SYNTHESIS OF   ALCOHOLS

(Synthesis Tree Method)

Propose a synthesis plan for the indicated target molecules from the indicated single molecules (MOb 30 -41). To do this, use the reagents and reaction conditions that you think are necessary:

MOb 30 solution.

Strategy: It is observed that the starting molecule has been dehydrated and in the initially unsubstituted allylic position, a hydrogen has been displaced by the cyano or nitrile group. This last reaction can occur only if the precursor molecule is an allylic halide, which is why it is proposed as a precursor of the mob 30.

The Br is introduced in the desired position with the NBS and the alkene is the product of the dehydration of the starting molecule.

Solution MOb 31.

Strategy : It is a uncle ether, the necessary precursor molecule will be a 1,3-cyclopentadiene halide.

This halide is prepared by the action of NBS on the dienic cycloalkene, which in turn is prepared by the dehydrobromination of the precursor molecule, which is reached by the action of NBS on the cycloalkene formed.   previously by dehydrohalogenation of the starting molecule brominated by radicals

Mob 32 solution.

Strategy : It is similar to the one used in obtaining the mob 30

Solution MOb 33.

Strategy : the MOb 33 has an increase of two alkyl groups (methyl and ethyl) in relation to the starting molecule, which are introduced in different stages, for which a ketone is proposed as a precursor, carrying the ethyl group, which is introduced into the aldehyde. obtained from the starting alcohol.

Solution MOb 34.

Strategy : the MOb 34, shows that an initial methyl group was transformed into an aldehyde, which will obviously be formed from an alcohol, and the latter by hydration of an alkene, which is reached by dehydrobromination of a brominated molecule by radicals, of the starting material.

MOb 35 solution.

Strategy : An alkene is proposed as a precursor molecule, which is brominated under antimarkovnikov conditions. The alkene was prepared by dehydration of the alcohol formed, by the action of a Grignard on a ketone, which is prepared by oxidation of cyclohexanol.

Solution MOb 36.

Strategy: the MOb ,   it has twice as many C atoms as the starting one. Then an alcohol is proposed as a precursor, the same one that will be prepared between a Grignard and an aldehyde formed from the same starting molecule.

Solution MOb 37.

Strategy: The methyl ketone of the mob 37, can be prepared by oxidation of an acetylide group with Hg(II) salts in an acidic medium, the alcohol is not affected by this reagent.
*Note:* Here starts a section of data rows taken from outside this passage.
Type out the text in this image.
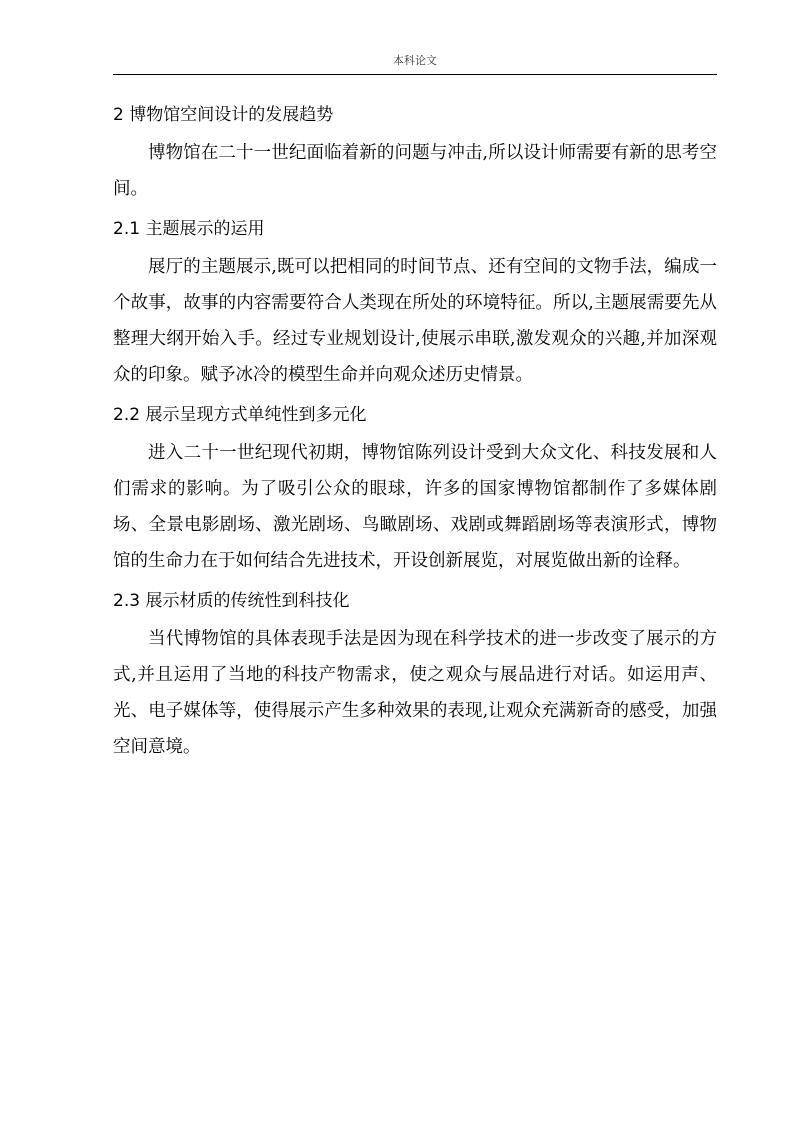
本科论文
2 博物馆空间设计的发展趋势

博物馆在二十一世纪面临着新的问题与冲击,所以设计师需要有新的思考空间。

2.1 主题展示的运用

展厅的主题展示,既可以把相同的时间节点、还有空间的文物手法，编成一个故事，故事的内容需要符合人类现在所处的环境特征。所以,主题展需要先从整理大纲开始入手。经过专业规划设计,使展示串联,激发观众的兴趣,并加深观众的印象。赋予冰冷的模型生命并向观众述历史情景。

2.2 展示呈现方式单纯性到多元化

进入二十一世纪现代初期，博物馆陈列设计受到大众文化、科技发展和人们需求的影响。为了吸引公众的眼球，许多的国家博物馆都制作了多媒体剧场、全景电影剧场、激光剧场、鸟瞰剧场、戏剧或舞蹈剧场等表演形式，博物馆的生命力在于如何结合先进技术，开设创新展览，对展览做出新的诠释。

2.3 展示材质的传统性到科技化

当代博物馆的具体表现手法是因为现在科学技术的进一步改变了展示的方式,并且运用了当地的科技产物需求，使之观众与展品进行对话。如运用声、光、电子媒体等，使得展示产生多种效果的表现,让观众充满新奇的感受，加强空间意境。
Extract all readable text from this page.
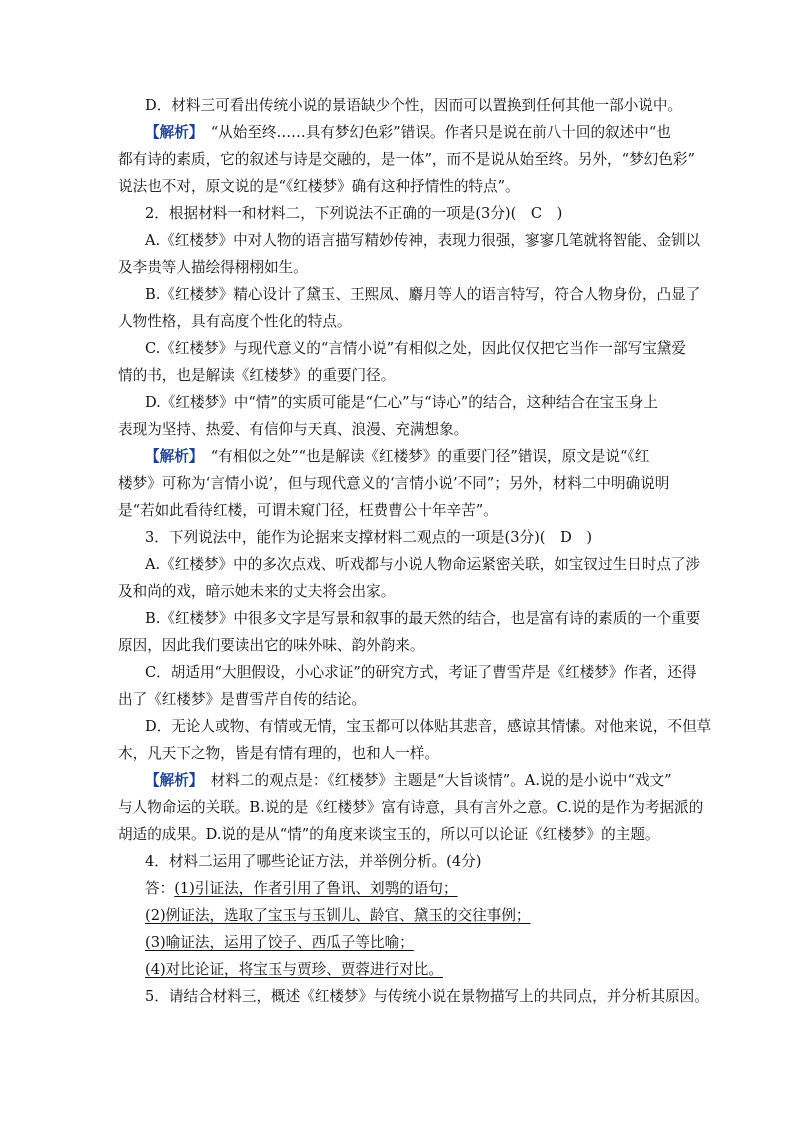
D．材料三可看出传统小说的景语缺少个性，因而可以置换到任何其他一部小说中。
【解析】　 “从始至终……具有梦幻色彩”错误。作者只是说在前八十回的叙述中“也
都有诗的素质，它的叙述与诗是交融的，是一体”，而不是说从始至终。另外，“梦幻色彩”
说法也不对，原文说的是“《红楼梦》确有这种抒情性的特点”。
2．根据材料一和材料二，下列说法不正确的一项是(3分)(　C　)
A.《红楼梦》中对人物的语言描写精妙传神，表现力很强，寥寥几笔就将智能、金钏以
及李贵等人描绘得栩栩如生。
B.《红楼梦》精心设计了黛玉、王熙凤、麝月等人的语言特写，符合人物身份，凸显了
人物性格，具有高度个性化的特点。
C.《红楼梦》与现代意义的“言情小说”有相似之处，因此仅仅把它当作一部写宝黛爱
情的书，也是解读《红楼梦》的重要门径。
D.《红楼梦》中“情”的实质可能是“仁心”与“诗心”的结合，这种结合在宝玉身上
表现为坚持、热爱、有信仰与天真、浪漫、充满想象。
【解析】　 “有相似之处”“也是解读《红楼梦》的重要门径”错误，原文是说“《红
楼梦》可称为‘言情小说’，但与现代意义的‘言情小说’不同”；另外，材料二中明确说明
是“若如此看待红楼，可谓未窥门径，枉费曹公十年辛苦”。
3．下列说法中，能作为论据来支撑材料二观点的一项是(3分)(　D　)
A.《红楼梦》中的多次点戏、听戏都与小说人物命运紧密关联，如宝钗过生日时点了涉
及和尚的戏，暗示她未来的丈夫将会出家。
B.《红楼梦》中很多文字是写景和叙事的最天然的结合，也是富有诗的素质的一个重要
原因，因此我们要读出它的味外味、韵外韵来。
C．胡适用“大胆假设，小心求证”的研究方式，考证了曹雪芹是《红楼梦》作者，还得
出了《红楼梦》是曹雪芹自传的结论。
D．无论人或物、有情或无情，宝玉都可以体贴其悲音，感谅其情愫。对他来说，不但草
木，凡天下之物，皆是有情有理的，也和人一样。
【解析】　 材料二的观点是：《红楼梦》主题是“大旨谈情”。A.说的是小说中“戏文”
与人物命运的关联。B.说的是《红楼梦》富有诗意，具有言外之意。C.说的是作为考据派的
胡适的成果。D.说的是从“情”的角度来谈宝玉的，所以可以论证《红楼梦》的主题。
4．材料二运用了哪些论证方法，并举例分析。(4分)
答：(1)引证法，作者引用了鲁讯、刘鹗的语句；
(2)例证法，选取了宝玉与玉钏儿、龄官、黛玉的交往事例；
(3)喻证法，运用了饺子、西瓜子等比喻；
(4)对比论证，将宝玉与贾珍、贾蓉进行对比。
5．请结合材料三，概述《红楼梦》与传统小说在景物描写上的共同点，并分析其原因。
The alcohol was formed by the action of sodium acetylide on a ketone derived from the starting alcohol by oxidation.

Mob solution 38.

Strategy: The starting material is oxidized to aldehyde with disiamilborane, which attacked by a suitable Grignard to form the mob 38

Mob solution 39.

Strategy :   As the mob 39 is an aldehyde, an alcohol is proposed as the precursor molecule, which, in turn, is prepared by opening an epoxide with a Grignard formed from the bromide of the starting molecule. This is brominated by radicals, to have the necessary compound.

MOb 40 solution.

Strategy : The halides are obtained from alkenes or alcohols, the latter is the best option, because the action of a Grignard group that contains the phenyl group allows the alcohol required to be formed as a precursor molecule.

The following two syntheses require a little more effort from the chemist, because the defined starting materials require the use of some reactions that are not the most common, despite the fact that the structures of the target molecules are relatively simple.

So how is the formation of molecules 41 and 42 to from the materials listed?

the MOb 41, can be obtained by reduction of the carbonyl group of the alpha, beta-unsaturated ketone substrate. Which, as we well know, is formed by the dehydration of an aldol, the result of the intramolecular aldol condensation of a 1,5-dicarbonyl precursor. Here we could use the Michael reaction to form it, but we are going to resort to a variant that uses 2,4-dichloro-2-butene, on an amide carbanion, which is only formed with very strong bases such as Et ₂ N ^- Li ⁺ in highly polar media such as hexamethylphosphorotriamide (HMPT).

On the other hand, methyl lithium in stoichiometric amounts leads to methyl ketone only when the substrate is an amide or a free acid (J. Organometal Chem., 9, 165 (1967). Alternatively, the use of methyl magnesium iodide is also suggested in place of methyllithium.

Mob 42 solution.

The opening of the cyclopropane molecule, a precursor to the mob 42, is carried out with a catalytic hydrogenation and it can be formed through a variant of the Simmons-Smith reaction, called the Furukawa reaction. The unsaturation necessary for cyclopropanation is formed from the elimination, with heat, of a xanthate formed   Starting with a secondary alcohol, the rest of the reactions are sufficiently known for further explanation.